For Heavily Indebted Poor Countries that have applied for debt relief through the HIPC Initiative process, these conditions have resulted in a slow-down of the process, to the point that only four countries have reached their Completion Point as of December 2001. Most countries in the process are falling off-track and behind schedule - not only because of the time required to provide a PRSP or Interim-PRSP, but also because of problems with meeting structural reforms that are outside the scope of the PRSP process and beyond the reach of affected people.
These countries already face daunting social and environmental challenges, given the endemic poverty, the scourge of infectious fatal diseases, the displacement of large numbers of people from their home communities, and macroeconomic vulnerability, among other problems. Add to these the unpredicted problems of drought and falling food crop harvests in the Sahel and other regions of Africa and in Central America, the collapse of coffee prices, the global downturn in the wake of Sept. 11, and other factors that especially affect the poor, and we must conclude that delays in debt relief are not acceptable.

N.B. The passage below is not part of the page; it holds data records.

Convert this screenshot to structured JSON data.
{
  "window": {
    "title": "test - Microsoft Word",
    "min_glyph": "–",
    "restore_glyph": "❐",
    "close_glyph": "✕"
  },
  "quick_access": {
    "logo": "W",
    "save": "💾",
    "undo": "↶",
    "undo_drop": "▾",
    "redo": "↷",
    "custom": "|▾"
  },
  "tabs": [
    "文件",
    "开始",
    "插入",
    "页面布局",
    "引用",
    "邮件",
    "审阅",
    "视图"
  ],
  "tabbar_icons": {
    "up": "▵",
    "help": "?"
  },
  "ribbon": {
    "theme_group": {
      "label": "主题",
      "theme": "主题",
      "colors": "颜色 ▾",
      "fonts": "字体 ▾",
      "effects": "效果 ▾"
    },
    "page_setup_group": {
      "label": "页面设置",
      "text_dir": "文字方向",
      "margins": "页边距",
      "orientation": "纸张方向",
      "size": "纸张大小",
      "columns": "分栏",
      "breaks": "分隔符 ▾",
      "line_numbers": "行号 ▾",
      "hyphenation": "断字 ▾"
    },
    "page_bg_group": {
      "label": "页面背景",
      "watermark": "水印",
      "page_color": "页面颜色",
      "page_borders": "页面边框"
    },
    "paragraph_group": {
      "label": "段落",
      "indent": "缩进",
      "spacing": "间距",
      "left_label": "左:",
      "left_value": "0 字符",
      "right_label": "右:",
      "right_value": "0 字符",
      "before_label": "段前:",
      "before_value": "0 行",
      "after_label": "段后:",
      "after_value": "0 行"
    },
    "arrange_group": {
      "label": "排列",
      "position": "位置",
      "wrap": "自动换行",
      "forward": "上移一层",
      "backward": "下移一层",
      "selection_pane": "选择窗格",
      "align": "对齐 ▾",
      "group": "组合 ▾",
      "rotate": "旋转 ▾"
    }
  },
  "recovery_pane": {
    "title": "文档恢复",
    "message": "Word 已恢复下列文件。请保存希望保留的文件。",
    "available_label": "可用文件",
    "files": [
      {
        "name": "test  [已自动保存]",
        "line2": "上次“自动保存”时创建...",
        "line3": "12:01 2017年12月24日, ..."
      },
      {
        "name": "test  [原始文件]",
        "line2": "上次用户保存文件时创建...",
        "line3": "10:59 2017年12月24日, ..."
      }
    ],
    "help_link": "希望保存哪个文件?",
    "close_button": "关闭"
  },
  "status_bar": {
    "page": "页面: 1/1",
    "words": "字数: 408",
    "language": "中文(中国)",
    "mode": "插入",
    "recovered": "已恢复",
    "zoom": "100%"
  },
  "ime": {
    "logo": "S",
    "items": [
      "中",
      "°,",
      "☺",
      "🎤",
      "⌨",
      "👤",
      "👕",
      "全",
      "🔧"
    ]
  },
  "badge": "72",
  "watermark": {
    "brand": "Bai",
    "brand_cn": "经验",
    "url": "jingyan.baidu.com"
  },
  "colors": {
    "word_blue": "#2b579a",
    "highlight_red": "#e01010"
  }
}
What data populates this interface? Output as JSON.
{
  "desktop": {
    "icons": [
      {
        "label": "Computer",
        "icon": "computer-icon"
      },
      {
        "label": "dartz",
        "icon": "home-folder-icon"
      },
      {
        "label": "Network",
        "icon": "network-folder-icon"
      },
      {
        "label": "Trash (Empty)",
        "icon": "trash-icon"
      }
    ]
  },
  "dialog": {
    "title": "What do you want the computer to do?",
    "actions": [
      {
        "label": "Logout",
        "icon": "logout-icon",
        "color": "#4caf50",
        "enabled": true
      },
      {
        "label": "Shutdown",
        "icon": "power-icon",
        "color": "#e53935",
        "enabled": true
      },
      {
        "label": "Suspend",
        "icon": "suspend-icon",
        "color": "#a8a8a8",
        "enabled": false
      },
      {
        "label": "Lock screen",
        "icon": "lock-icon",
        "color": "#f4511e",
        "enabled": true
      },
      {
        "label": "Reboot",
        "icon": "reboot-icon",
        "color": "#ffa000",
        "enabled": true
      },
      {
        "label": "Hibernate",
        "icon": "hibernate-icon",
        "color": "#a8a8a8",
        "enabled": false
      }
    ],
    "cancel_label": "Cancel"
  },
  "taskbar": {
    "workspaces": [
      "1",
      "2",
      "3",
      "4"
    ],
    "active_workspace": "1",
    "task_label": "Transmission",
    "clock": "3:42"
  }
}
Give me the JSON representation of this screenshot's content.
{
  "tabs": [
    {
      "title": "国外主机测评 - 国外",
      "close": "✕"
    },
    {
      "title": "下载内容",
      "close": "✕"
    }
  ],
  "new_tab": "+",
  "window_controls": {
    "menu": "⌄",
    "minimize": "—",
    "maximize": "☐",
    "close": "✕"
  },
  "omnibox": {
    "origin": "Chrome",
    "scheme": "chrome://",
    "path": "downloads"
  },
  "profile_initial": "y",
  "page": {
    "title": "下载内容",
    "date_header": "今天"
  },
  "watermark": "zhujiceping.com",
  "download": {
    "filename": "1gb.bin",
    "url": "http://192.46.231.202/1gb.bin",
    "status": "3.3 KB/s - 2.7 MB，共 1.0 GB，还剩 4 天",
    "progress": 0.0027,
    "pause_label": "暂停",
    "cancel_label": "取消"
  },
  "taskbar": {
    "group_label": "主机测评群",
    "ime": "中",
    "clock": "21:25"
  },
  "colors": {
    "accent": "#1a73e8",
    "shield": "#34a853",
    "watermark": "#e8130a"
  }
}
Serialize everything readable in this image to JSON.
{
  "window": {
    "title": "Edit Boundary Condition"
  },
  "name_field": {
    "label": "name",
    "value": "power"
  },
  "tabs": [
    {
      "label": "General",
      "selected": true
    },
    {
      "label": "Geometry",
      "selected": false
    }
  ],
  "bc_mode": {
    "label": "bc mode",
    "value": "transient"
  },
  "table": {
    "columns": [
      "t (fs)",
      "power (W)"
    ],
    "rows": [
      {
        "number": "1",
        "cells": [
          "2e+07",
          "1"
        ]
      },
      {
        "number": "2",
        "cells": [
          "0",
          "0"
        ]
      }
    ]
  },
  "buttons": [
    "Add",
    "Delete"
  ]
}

The Halifax Initiative recommends that:
- the Bank and Fund expand avenues of civil society input to include structural reform, and accept that the design of conditions linked to these institutions' support, which is not yet adequately shared between national representatives and the institutions, also incorporate opportunities for meaningful civil society input.
- the Bank and the Fund fully integrate lessons from SAPRI.
- IFIs undertake environmental and social assessments of all adjustment operations.
- the Bank and Fund expand the pilot Social Impact Analysis to include environment and make these impact assessments on all adjustment lending an ex-ante, participatory process.
- Bank and Fund disclose draft and approved documentation related to structural adjustment lending.
- the IMF withdraw from any management role in poverty and development, and close the PRGF. IMF support should be limited to its mandated areas of responsibility, and such support take into account local contexts of social and environmental vulnerabilities and political variables, as well as the economic
- the HIPC Initiative be de-linked from structural adjustment conditionalities, so that countries can move swiftly to their Completion Points in the coming months.
Finally, we repeat our desire that multilateral institutions cancel, without delay, the debts of impoverished countries, through use of their own resources and loan-loss provisions.